Autre type d’entreprises au cœur des discussions, celles spécialisées dans les systèmes informatisés de réservation qui disposent d’un établissement stable en France et payent normalement leurs impôts. Ces acteurs risquent de se voir frapper par cette nouvelle taxe, ce qui pourrait avoir un impact sur les capacités de recrutement et sur le secteur du voyage. Bruno Le Maire avait indiqué que ses services travaillaient actuellement à la détermination, pour les entreprises ayant une activité mixte, de la part de services n’entrant pas dans le champ de la taxe. Ce qu’a confirmé Cédric 0 : « un travail est en effet en cours avec les entreprises concernées, car il nous apparaît qu’il n’y a pas de base légale pour les exclure totalement : si une partie des services qu’ils peuvent offrir est concernée, une autre ne l’est pas. Nous travaillons étroitement avec les services fiscaux de manière à pouvoir leur donner une idée de l’assiette qui sera concernée et, dans des cas particuliers bien précis, leur donner plus de certitudes, par le biais d’un rescrit ».
 
Équité de traitement entre commerce physique/en ligne.- Comme lors des débats à l’Assemblée nationale, cette problématique de l’équité entre commerce physique et commerce en ligne est apparue prégnante : « le bon moment pour en débattre sera l’examen du projet de loi de finances pour 2020, a précisé le rapporteur de ce texte. Nous vous ferons alors des propositions pour assurer cette équité de traitement entre commerce physique et commerce en ligne. Il s’agit d’un sujet majeur, sur le plan de la fiscalité nationale comme sur celui de la fiscalité locale ».
 
Le ministre de l’Économie et des Finances a indiqué que le rapport (prévu par l’article 1er de ce projet de loi de taxation des services numériques, il a pour objet précisément de dresser un état des lieux de la fiscalité pesant sur les entreprises du secteur du commerce ; il précisera les différences de prélèvement entre les entreprises du commerce physique et les entreprises du commerce en ligne, notamment transnationales) est bien en cours de rédaction. Il devrait être remis à la rentrée, c’est-à-dire avant l’examen du projet de loi de finances pour 2020.
 
Quid du critère de la localisation ?.- L’un des enjeux de ce texte, c’est en effet la localisation : « où est l’internaute ? Aux termes du projet de loi, c’est par l’adresse IP ou par tout autre moyen qu’on le sait. Or l’adresse IP, ce n’est pas suffisant, soulève Albéric de Montgolfier. J’ai appris en discutant avec la CNIL pour préparer ce projet de loi, que certains téléphones d’une grande marque avaient tous la même adresse IP. Par ailleurs, certaines entreprises ont des serveurs dont l’adresse IP est étrangère (…). Par conséquent, à l’avenir, l’adresse IP ne sera pas forcément un moyen fiable et précis de localisation, alors que c’est la base même de la taxation ».
 
Le projet de loi prévoit les critères de localisation suivants :
  • côté territoire : « La France s’entend du territoire national, à l’exception des collectivités régies par l’article 74 de la Constitution, de la Nouvelle-Calédonie, des Terres australes et antarctiques françaises et de l’île de Clipperton » ;
  • côté utilisateur : « L’utilisateur d’une interface numérique est localisé en France s’il la consulte au moyen d’un terminal situé en France ».

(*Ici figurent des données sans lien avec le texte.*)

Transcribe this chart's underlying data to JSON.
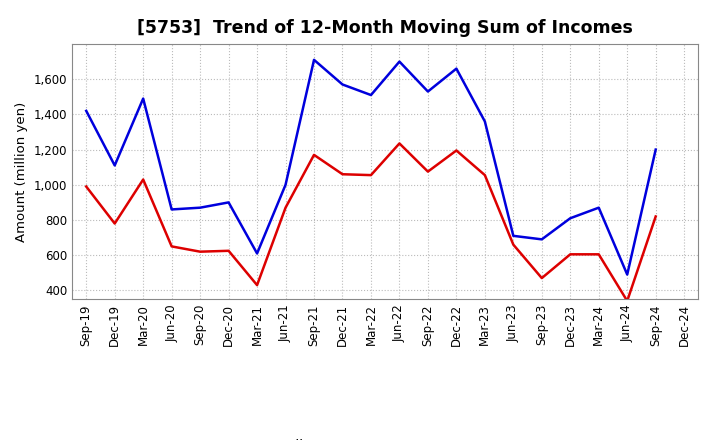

Les sénateurs ont donc voté le renvoi à un décret en Conseil d’État de la précision de ces critères de localisation.
 
Un projet de taxe sur les services numériques qui ne sera pas notifié à la Commission européenne aux motifs, selon Bruno Le Maire que « cela retarderait de plusieurs mois l’entrée en vigueur de cette taxe et affaiblirait les négociations à l’OCDE (…). J’ai bon espoir que nous parvenions à un accord d’ici à la fin de l’année ». Précisons que les 27 et 28 mai 2019, les 129 pays de l’OCDE vont ainsi travailler à un programme de travail sur l’imposition des entreprises du numérique (Les Échos, Fiscalité numérique, le plan de bataille prend forme à l’OCDE, 27 mai 2019). Avec pour objectif, l’adoption d’un document d’une trentaine de pages détaillant toutes les options.
 
Prochaine étape, côté taxe française, la commission mixte paritaire, dont la composition et la date de convocation ne sont pas encore connues.